Es sind Städte in der Stadt, und sie sind darauf ausgerichtet, zu sagen: Wir sind anders als ihr. Wir haben unsere eigenen Regeln, wir haben unsere eigenen Mauern, wir bestimmen, wer zu uns gehört. Wer arm ist, wer bedürftig ist, wer krank oder schwach ist, gehört nicht dazu. Wir haben keine offenen Türen, sondern misstrauen jedem, der reinkommt. Wir setzen unsere Regeln mit Gewalt durch. Diese Kultur findet man nicht nur in Gated Communities, man findet sie in Staaten, man findet sie in Häusern, man findet sie in Wohnungen so mancher Menschen.

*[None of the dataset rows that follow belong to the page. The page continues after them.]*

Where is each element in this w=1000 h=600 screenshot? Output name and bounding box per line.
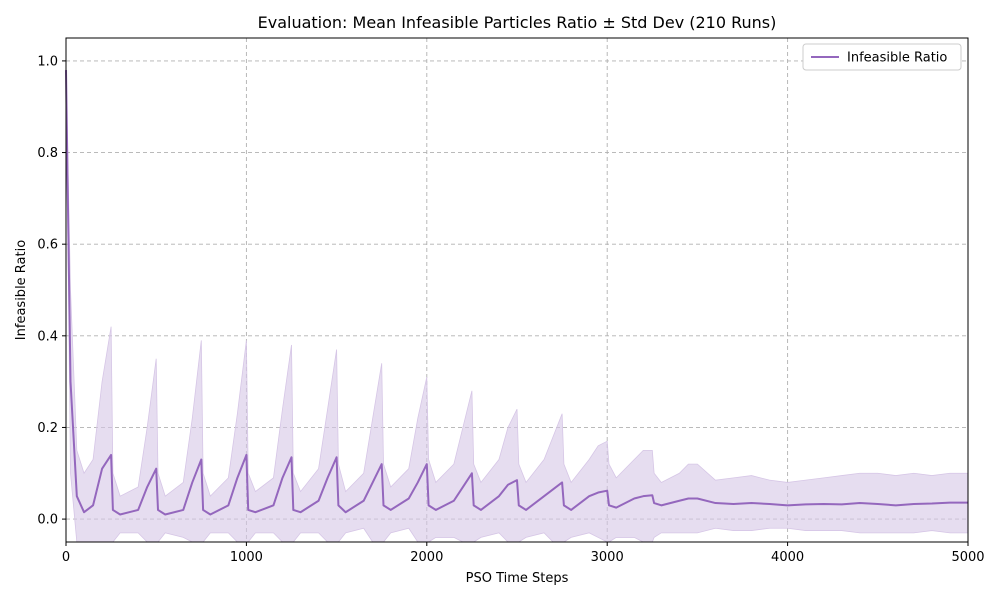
y-tick-label: 0.0 xyxy=(37,513,58,528)
x-axis-label: PSO Time Steps xyxy=(466,571,569,586)
x-tick-label: 2000 xyxy=(410,550,443,565)
y-tick-label: 0.4 xyxy=(37,329,58,344)
y-tick-label: 0.6 xyxy=(37,238,58,253)
chart-title: Evaluation: Mean Infeasible Particles Ra… xyxy=(258,13,777,32)
y-tick-label: 0.2 xyxy=(37,421,58,436)
x-tick-label: 1000 xyxy=(230,550,263,565)
y-axis-label: Infeasible Ratio xyxy=(14,240,29,340)
plot-frame xyxy=(65,37,969,543)
x-tick-label: 0 xyxy=(62,550,70,565)
y-tick-label: 1.0 xyxy=(37,54,58,69)
x-tick-label: 5000 xyxy=(951,550,984,565)
y-axis-ticks: 0.0 0.2 0.4 0.6 0.8 1.0 xyxy=(37,54,66,528)
x-tick-label: 3000 xyxy=(591,550,624,565)
legend: Infeasible Ratio xyxy=(802,43,962,71)
x-tick-label: 4000 xyxy=(771,550,804,565)
y-tick-label: 0.8 xyxy=(37,146,58,161)
x-axis-ticks: 0 1000 2000 3000 4000 5000 xyxy=(62,542,985,565)
legend-box xyxy=(802,43,962,71)
mean-line xyxy=(65,70,968,516)
series-line-infeasible-ratio xyxy=(65,70,968,516)
legend-entry: Infeasible Ratio xyxy=(847,51,947,66)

Die USA scheinen unter Donald Trump zu einer einzigen großen Gated Community geworden zu sein. Nicht nur nach außen, auch nach innen. Im Juli 2025 unterzeichnete US-Präsident Donald Trump eine Verordnung, nach der wohnungslose Menschen von öffentlichen Plätzen vertrieben werden müssten. Sie würden „langfristig“ in „institutionelle Einrichtungen“ gebracht, wo sie eine „humane Behandlung“ erhalten würden – so würde die „öffentliche Ordnung“ wiederhergestellt.

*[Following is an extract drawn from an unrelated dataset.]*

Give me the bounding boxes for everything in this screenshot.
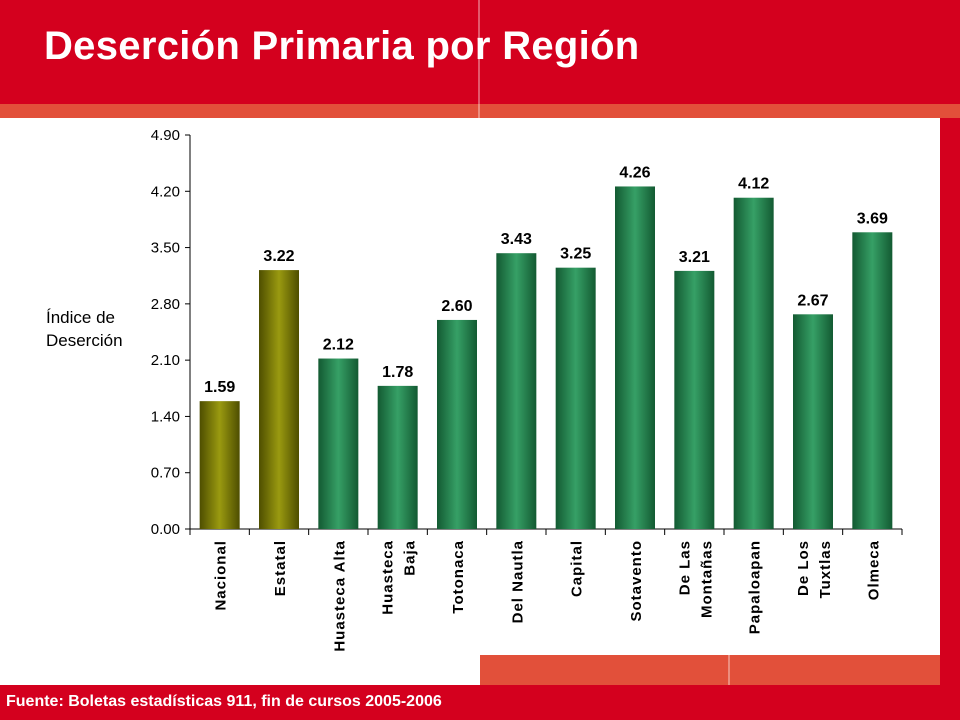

Nun haben wohnungslose Menschen per definitionem kein „Zuhause“, und doch ist es womöglich dieser eine Schlafplatz, an dem sie sich mit Menschen zusammenfinden, die ihnen ein Gefühl von Sicherheit und Vertrautheit geben. Oder es ist der Hund, der sie begleitet, der für sie Zuhause bedeutet. Vielleicht haben sie eine kleine Sammlung an Objekten, die sie daran erinnern, dass auch sie etwas besitzen. Anstatt diesen Menschen zu helfen, ihnen eine Wohnung zu beschaffen, ihnen das zu geben, was sie brauchen, wird ihnen das allerletzte Stück Zuhause geraubt. Autoritäre Staaten können eines besonders gut: Menschen das Zuhause rauben.

wochentaz

Dieser Text stammt aus der wochentaz. Unserer Wochenzeitung von links! In der wochentaz geht es jede Woche um die Welt, wie sie ist – und wie sie sein könnte. Eine linke Wochenzeitung mit Stimme, Haltung und dem besonderen taz-Blick auf die Welt. Jeden Samstag neu am Kiosk und natürlich im Abo.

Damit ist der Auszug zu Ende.